June 16, 2008 | Permalink | Comments (1) | TrackBack

In Case You're Living Under a Rock Part 2

Judge Kozinski, chief judge of the 9th Circuit, revealed that he had a porn stash as he was presiding, as visiting judge, over the first obscenity trial in many years in Los Angeles. He declared a mistrial due to recusal after the trial began - that could constitute a double jeopardy bar, I've read -- and is having to deal with a lot of, um, questions. A recent piece on the whole mess is here. The porn apparently involved portrayals of women nude painted as cows and men cavorting with aroused animals.

No, it doesn't have a whole lot to do with statutory interpretation, but it's just amazingly poor judgment at minimum and hypocrisy and a due process problem at worst. Stay tuned through other channels on this one.

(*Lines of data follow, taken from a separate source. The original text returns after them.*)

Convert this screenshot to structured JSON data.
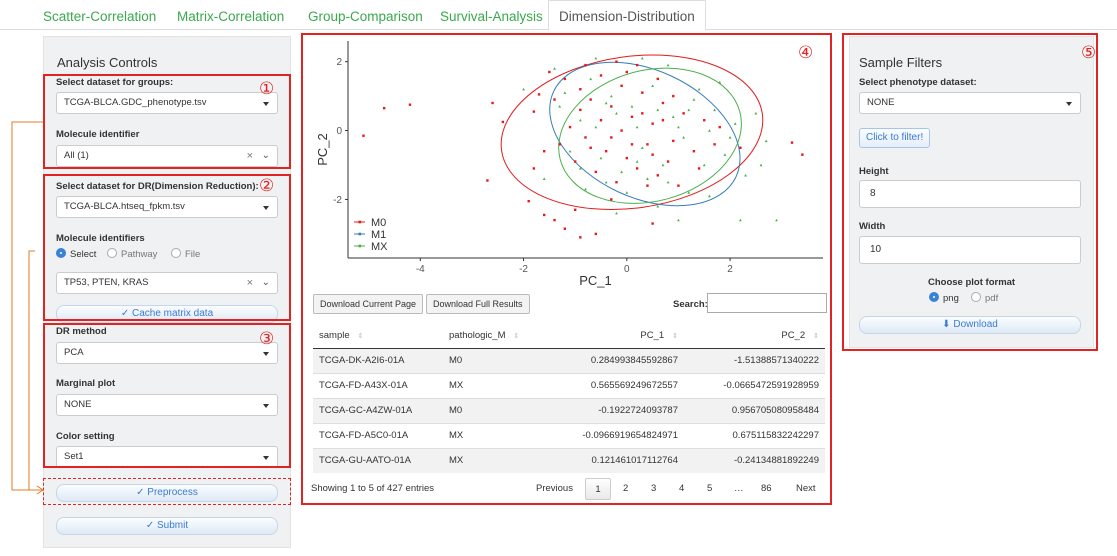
{
  "tabs": [
    {
      "label": "Scatter-Correlation",
      "active": false
    },
    {
      "label": "Matrix-Correlation",
      "active": false
    },
    {
      "label": "Group-Comparison",
      "active": false
    },
    {
      "label": "Survival-Analysis",
      "active": false
    },
    {
      "label": "Dimension-Distribution",
      "active": true
    }
  ],
  "sidebar": {
    "title": "Analysis Controls",
    "group_dataset_label": "Select dataset for groups:",
    "group_dataset_value": "TCGA-BLCA.GDC_phenotype.tsv",
    "molecule_identifier_label": "Molecule identifier",
    "molecule_identifier_value": "All (1)",
    "dr_dataset_label": "Select dataset for DR(Dimension Reduction):",
    "dr_dataset_value": "TCGA-BLCA.htseq_fpkm.tsv",
    "molecule_identifiers_label": "Molecule identifiers",
    "radio_options": [
      "Select",
      "Pathway",
      "File"
    ],
    "radio_selected": "Select",
    "molecules_value": "TP53, PTEN, KRAS",
    "cache_button": "Cache matrix data",
    "dr_method_label": "DR method",
    "dr_method_value": "PCA",
    "marginal_label": "Marginal plot",
    "marginal_value": "NONE",
    "color_label": "Color setting",
    "color_value": "Set1",
    "preprocess_button": "Preprocess",
    "submit_button": "Submit"
  },
  "markers": [
    "①",
    "②",
    "③",
    "④",
    "⑤"
  ],
  "icons": {
    "clear": "×",
    "chevron": "⌄",
    "check": "✓",
    "download": "⬇"
  },
  "chart_data": {
    "type": "scatter",
    "xlabel": "PC_1",
    "ylabel": "PC_2",
    "xticks": [
      -4,
      -2,
      0,
      2
    ],
    "yticks": [
      -2,
      0,
      2
    ],
    "xlim": [
      -5.4,
      3.8
    ],
    "ylim": [
      -3.7,
      2.6
    ],
    "legend_position": "bottom-left",
    "series": [
      {
        "name": "M0",
        "color": "#e41a1c",
        "points": [
          [
            -5.1,
            -0.15
          ],
          [
            -4.7,
            0.65
          ],
          [
            -4.2,
            0.75
          ],
          [
            -2.6,
            0.8
          ],
          [
            -2.7,
            -1.45
          ],
          [
            -2.4,
            0.25
          ],
          [
            -1.8,
            0.55
          ],
          [
            -1.7,
            1.05
          ],
          [
            -1.9,
            -2.05
          ],
          [
            -1.6,
            -2.45
          ],
          [
            -1.4,
            -2.6
          ],
          [
            -1.2,
            -2.85
          ],
          [
            -1.0,
            -2.3
          ],
          [
            -0.9,
            -3.1
          ],
          [
            -0.6,
            -3.0
          ],
          [
            -0.3,
            -2.0
          ],
          [
            0.4,
            -1.6
          ],
          [
            0.5,
            -2.7
          ],
          [
            1.4,
            -1.1
          ],
          [
            1.8,
            0.1
          ],
          [
            2.2,
            -0.5
          ],
          [
            3.2,
            -0.35
          ],
          [
            3.4,
            -0.7
          ],
          [
            -1.5,
            1.7
          ],
          [
            -1.2,
            1.5
          ],
          [
            -0.9,
            1.2
          ],
          [
            -0.7,
            0.9
          ],
          [
            -0.5,
            1.6
          ],
          [
            -0.3,
            0.7
          ],
          [
            -0.1,
            1.3
          ],
          [
            0.1,
            0.4
          ],
          [
            0.3,
            1.1
          ],
          [
            0.5,
            0.2
          ],
          [
            0.7,
            0.8
          ],
          [
            0.9,
            -0.3
          ],
          [
            1.1,
            0.5
          ],
          [
            1.3,
            -0.6
          ],
          [
            -1.3,
            -0.4
          ],
          [
            -1.0,
            -0.9
          ],
          [
            -0.8,
            -0.2
          ],
          [
            -0.6,
            -1.2
          ],
          [
            -0.4,
            -0.6
          ],
          [
            -0.2,
            -1.5
          ],
          [
            0.0,
            -0.8
          ],
          [
            0.2,
            -1.1
          ],
          [
            0.4,
            -0.4
          ],
          [
            0.6,
            -1.3
          ],
          [
            0.8,
            -0.9
          ],
          [
            1.0,
            -1.6
          ],
          [
            -1.1,
            0.1
          ],
          [
            -0.9,
            0.6
          ],
          [
            -0.7,
            -0.5
          ],
          [
            -0.5,
            0.3
          ],
          [
            -0.3,
            -0.2
          ],
          [
            -0.1,
            0.0
          ],
          [
            0.1,
            -0.4
          ],
          [
            0.3,
            0.5
          ],
          [
            0.5,
            -0.7
          ],
          [
            0.7,
            0.3
          ],
          [
            0.9,
            1.0
          ],
          [
            1.5,
            0.3
          ],
          [
            1.7,
            -0.4
          ],
          [
            -1.4,
            0.9
          ],
          [
            -1.6,
            -0.6
          ],
          [
            -1.8,
            -1.1
          ],
          [
            0.0,
            1.7
          ],
          [
            0.2,
            1.9
          ],
          [
            -0.2,
            2.0
          ],
          [
            0.6,
            1.5
          ],
          [
            -0.8,
            1.9
          ]
        ]
      },
      {
        "name": "M1",
        "color": "#377eb8",
        "points": []
      },
      {
        "name": "MX",
        "color": "#4daf4a",
        "points": [
          [
            -2.0,
            1.2
          ],
          [
            -1.4,
            1.8
          ],
          [
            -1.1,
            -0.6
          ],
          [
            -0.9,
            0.3
          ],
          [
            -0.7,
            1.5
          ],
          [
            -0.5,
            -0.8
          ],
          [
            -0.3,
            1.0
          ],
          [
            -0.1,
            -1.2
          ],
          [
            0.1,
            0.7
          ],
          [
            0.3,
            -0.5
          ],
          [
            0.5,
            1.3
          ],
          [
            0.7,
            -1.0
          ],
          [
            0.9,
            0.4
          ],
          [
            1.1,
            -0.2
          ],
          [
            1.3,
            0.9
          ],
          [
            1.5,
            -1.0
          ],
          [
            1.7,
            0.6
          ],
          [
            1.9,
            -0.7
          ],
          [
            2.1,
            0.2
          ],
          [
            2.3,
            -1.3
          ],
          [
            2.5,
            0.5
          ],
          [
            2.7,
            -0.3
          ],
          [
            -1.6,
            -1.4
          ],
          [
            -1.3,
            0.7
          ],
          [
            -0.8,
            -1.7
          ],
          [
            -0.6,
            0.1
          ],
          [
            -0.4,
            -1.5
          ],
          [
            -0.2,
            0.5
          ],
          [
            0.0,
            -1.8
          ],
          [
            0.2,
            0.1
          ],
          [
            0.4,
            -1.4
          ],
          [
            0.6,
            0.6
          ],
          [
            0.8,
            -1.5
          ],
          [
            1.0,
            0.1
          ],
          [
            1.2,
            -1.8
          ],
          [
            1.4,
            1.2
          ],
          [
            1.6,
            -1.9
          ],
          [
            1.8,
            1.4
          ],
          [
            0.3,
            2.1
          ],
          [
            -0.6,
            2.1
          ],
          [
            0.8,
            1.9
          ],
          [
            -0.2,
            -2.4
          ],
          [
            0.6,
            -2.2
          ],
          [
            1.0,
            -2.6
          ],
          [
            2.2,
            -2.6
          ],
          [
            2.9,
            -2.6
          ],
          [
            -1.2,
            1.1
          ],
          [
            -0.9,
            -1.1
          ],
          [
            2.0,
            -0.2
          ],
          [
            1.6,
            0.0
          ],
          [
            2.6,
            -1.0
          ],
          [
            -0.4,
            0.8
          ],
          [
            0.2,
            -0.9
          ],
          [
            1.2,
            0.6
          ]
        ]
      }
    ],
    "ellipses": [
      {
        "series": "M0",
        "cx": 0.1,
        "cy": -0.05,
        "rx": 2.55,
        "ry": 2.2,
        "rot_deg": -8
      },
      {
        "series": "M1",
        "cx": 0.35,
        "cy": -0.1,
        "rx": 1.95,
        "ry": 1.85,
        "rot_deg": 25
      },
      {
        "series": "MX",
        "cx": 0.45,
        "cy": -0.15,
        "rx": 1.8,
        "ry": 1.9,
        "rot_deg": -15
      }
    ]
  },
  "table": {
    "download_current": "Download Current Page",
    "download_full": "Download Full Results",
    "search_label": "Search:",
    "search_value": "",
    "columns": [
      "sample",
      "pathologic_M",
      "PC_1",
      "PC_2"
    ],
    "rows": [
      [
        "TCGA-DK-A2I6-01A",
        "M0",
        "0.284993845592867",
        "-1.51388571340222"
      ],
      [
        "TCGA-FD-A43X-01A",
        "MX",
        "0.565569249672557",
        "-0.0665472591928959"
      ],
      [
        "TCGA-GC-A4ZW-01A",
        "M0",
        "-0.1922724093787",
        "0.956705080958484"
      ],
      [
        "TCGA-FD-A5C0-01A",
        "MX",
        "-0.0966919654824971",
        "0.675115832242297"
      ],
      [
        "TCGA-GU-AATO-01A",
        "MX",
        "0.121461017112764",
        "-0.24134881892249"
      ]
    ],
    "info": "Showing 1 to 5 of 427 entries",
    "pager": {
      "previous": "Previous",
      "pages": [
        "1",
        "2",
        "3",
        "4",
        "5",
        "…",
        "86"
      ],
      "current": "1",
      "next": "Next"
    }
  },
  "filters": {
    "title": "Sample Filters",
    "phenotype_label": "Select phenotype dataset:",
    "phenotype_value": "NONE",
    "filter_button": "Click to filter!",
    "height_label": "Height",
    "height_value": "8",
    "width_label": "Width",
    "width_value": "10",
    "format_label": "Choose plot format",
    "formats": [
      "png",
      "pdf"
    ],
    "format_selected": "png",
    "download_button": "Download"
  }
}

At least we know if a judge prefers one form of statutory interpretation over another! (There, I figured out a tenuous link).

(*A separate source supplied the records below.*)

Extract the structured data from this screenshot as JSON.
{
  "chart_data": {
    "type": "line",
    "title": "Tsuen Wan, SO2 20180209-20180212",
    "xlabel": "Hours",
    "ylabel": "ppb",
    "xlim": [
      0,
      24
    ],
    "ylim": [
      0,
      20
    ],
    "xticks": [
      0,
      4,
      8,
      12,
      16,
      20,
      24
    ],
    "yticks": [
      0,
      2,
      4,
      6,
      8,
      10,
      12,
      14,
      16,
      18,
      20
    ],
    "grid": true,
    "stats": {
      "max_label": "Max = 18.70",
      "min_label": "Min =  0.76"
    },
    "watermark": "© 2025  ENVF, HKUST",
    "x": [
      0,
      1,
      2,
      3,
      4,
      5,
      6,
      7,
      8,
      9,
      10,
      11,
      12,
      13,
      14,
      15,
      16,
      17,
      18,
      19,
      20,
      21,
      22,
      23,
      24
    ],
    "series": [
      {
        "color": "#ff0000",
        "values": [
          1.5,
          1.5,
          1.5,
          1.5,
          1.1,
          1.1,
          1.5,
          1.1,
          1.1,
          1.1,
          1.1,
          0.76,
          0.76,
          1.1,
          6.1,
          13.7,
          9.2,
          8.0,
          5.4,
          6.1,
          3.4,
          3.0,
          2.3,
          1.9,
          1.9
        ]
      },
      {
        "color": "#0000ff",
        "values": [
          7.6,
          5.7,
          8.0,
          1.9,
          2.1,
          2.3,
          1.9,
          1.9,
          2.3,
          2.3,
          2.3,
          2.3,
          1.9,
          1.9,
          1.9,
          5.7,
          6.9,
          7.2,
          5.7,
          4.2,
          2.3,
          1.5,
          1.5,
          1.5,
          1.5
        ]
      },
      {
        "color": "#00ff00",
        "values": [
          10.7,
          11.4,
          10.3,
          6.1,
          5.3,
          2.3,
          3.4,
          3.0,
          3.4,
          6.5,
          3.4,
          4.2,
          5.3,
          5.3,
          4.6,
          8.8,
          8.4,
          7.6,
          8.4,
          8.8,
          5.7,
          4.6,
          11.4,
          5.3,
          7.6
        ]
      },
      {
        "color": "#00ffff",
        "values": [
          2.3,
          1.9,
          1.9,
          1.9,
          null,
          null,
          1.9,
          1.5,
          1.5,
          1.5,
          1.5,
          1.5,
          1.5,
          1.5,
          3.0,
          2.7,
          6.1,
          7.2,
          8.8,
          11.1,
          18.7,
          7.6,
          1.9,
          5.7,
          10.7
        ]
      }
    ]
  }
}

June 16, 2008 | Permalink | Comments (2) | TrackBack

Tid Bits and Follow-ups

Florida Supreme Court Balancing Whistle Blower Rights and Religious Freedoms. Interesting oral argument just took place Thursday in a case involving the alleged firing of a secretary from a Catholic school for complaining that her supervisor assaulted her. An article on it is here.

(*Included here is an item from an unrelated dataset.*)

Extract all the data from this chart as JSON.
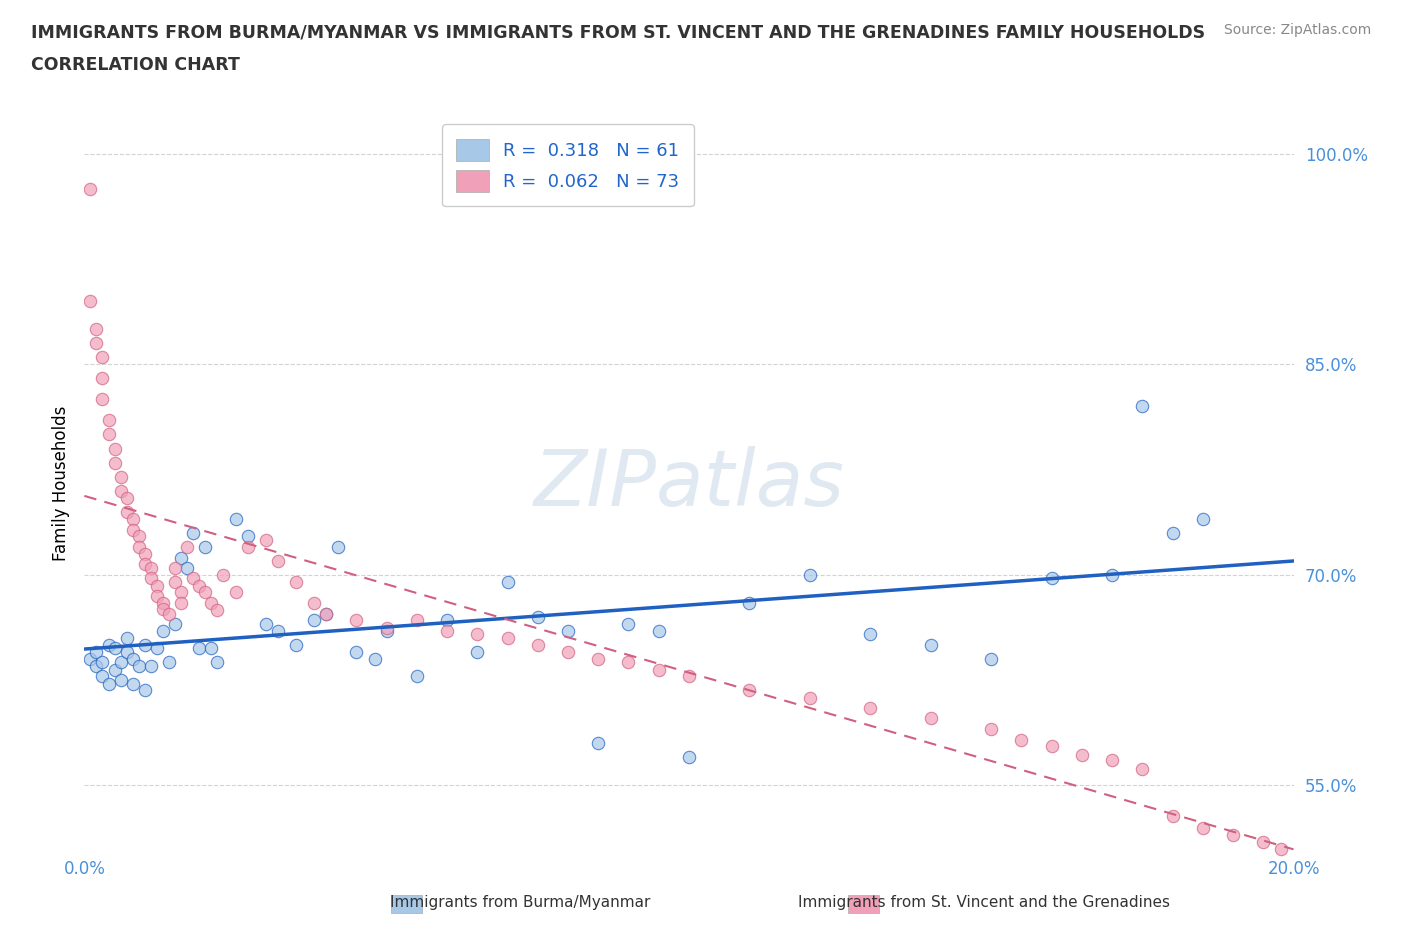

The CAFA "not less than 7 days" Appellate Rule Split Continues. Section 1453(c)(1) provides that “a court of appeals may accept an appeal from an order of a district court granting or denying a motion to remand a class action to the State court from which it was removed if application is made to the court of appeals not less than 7 days after entry of the order.” As written, it requires appellants to wait 7 days, then gives them forever to appeal. The courts split with some holding "less" is "more" while others saying "less" means "less." The Seventh Circuit noted the split but in Spivey v. Vertrue is here, held "less" means "less." Easterbrook wrote in part:

That Congress has written a deadline imprecisely, or even perversely, is not a sufficient reason to disregard the enacted language. So the Supreme Court held in Dodd v. United States, 545 U.S. 353 (2005), and United States v. Locke, 471 U.S. 84 (1985). See also, e.g., Lamie v. United States Trustee, 540 U.S. 526, 533–39 (2004). Turning “less” into “more” would be a feat more closely associated with the mutating commandments on the barn’s wall in Animal Farm than with sincere interpretation. (Ludwig Mies van der Rohe, the architect who designed the courthouse in which the Seventh Circuit sits, adopted “less is more” as his motto, but this credo of Bauhaus design did no violence to any enacted text.)


June 16, 2008 in Current Affairs | Permalink | Comments (0) | TrackBack

Gitmo - In Case You're Living in a Cave

The Boumediene case is here. An article about its possible impact on other areas is here.